Personal information
- Full name: Meredith Grace Beard
- Birth name: Meredith Grace Florance
- Date of birth: May 10, 1979 (age 46)
- Place of birth: Dallas, United States
- Height: 5 ft 7 in (1.70 m)
- Position: Forward

Youth career
- 1994–1996: Dallas Sting

College career
- Years: Team / Apps / (Gls)
- 1997–2000: North Carolina Tar Heels

Senior career*
- Years: Team / Apps / (Gls)
- 2001: Carolina Courage / 20 / (2)
- 2002–2003: Washington Freedom / 19 / (1)

International career
- 1999–2001: United States / 3 / (0)

= Meredith Beard =

American soccer player (born 1979)

Meredith Grace Beard (born May 10, 1979) is an American former professional soccer player. A forward, she represented the Carolina Courage and the Washington Freedom of Women's United Soccer Association (WUSA). She won three caps for the United States national team.

==College career==
As a senior at North Carolina, she won the Honda Sports Award as the nation's top soccer player.

==Club career==
Beard was the Carolina Courage's second draft pick ahead of the inaugural 2001 season of the Women's United Soccer Association (WUSA). Ahead of the 2002 season she joined the Washington Freedom as a free agent. She was mainly a substitute at the Freedom, as coach Jim Gabarra preferred to field celebrated forwards Mia Hamm and Abby Wambach.
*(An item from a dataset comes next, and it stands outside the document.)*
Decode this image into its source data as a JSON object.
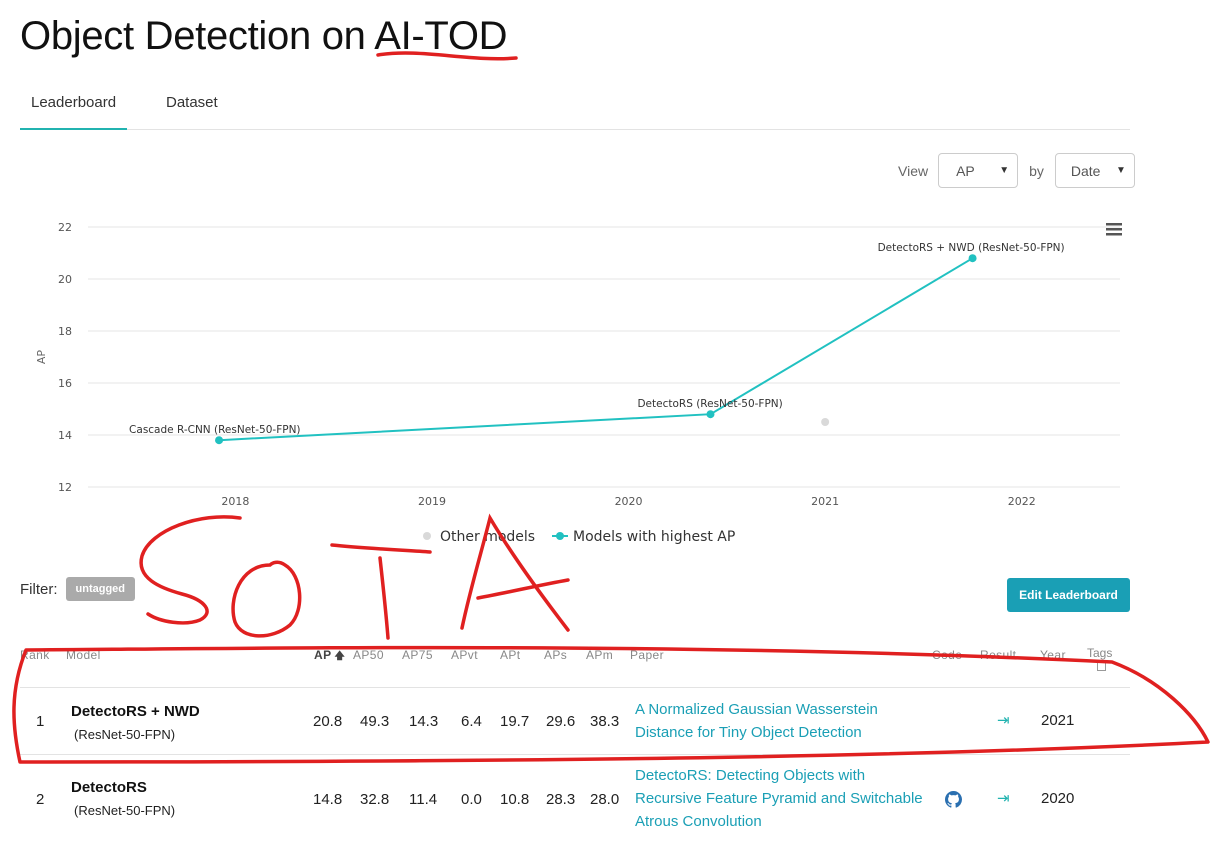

In 2003, Beard's Freedom team won the Founders Cup, but she did not play in the post-season fixtures. When WUSA subsequently folded, she began working for a kitchen and bathroom showroom.

==International career==
In February 1999, Beard won her first cap for the United States national team. She played the second half of a 3–1 behind closed doors win over Finland in Orlando. She played two more matches for the national team in January 2001, both against China.

==Personal life==
In February 2002 she married Ryan Beard.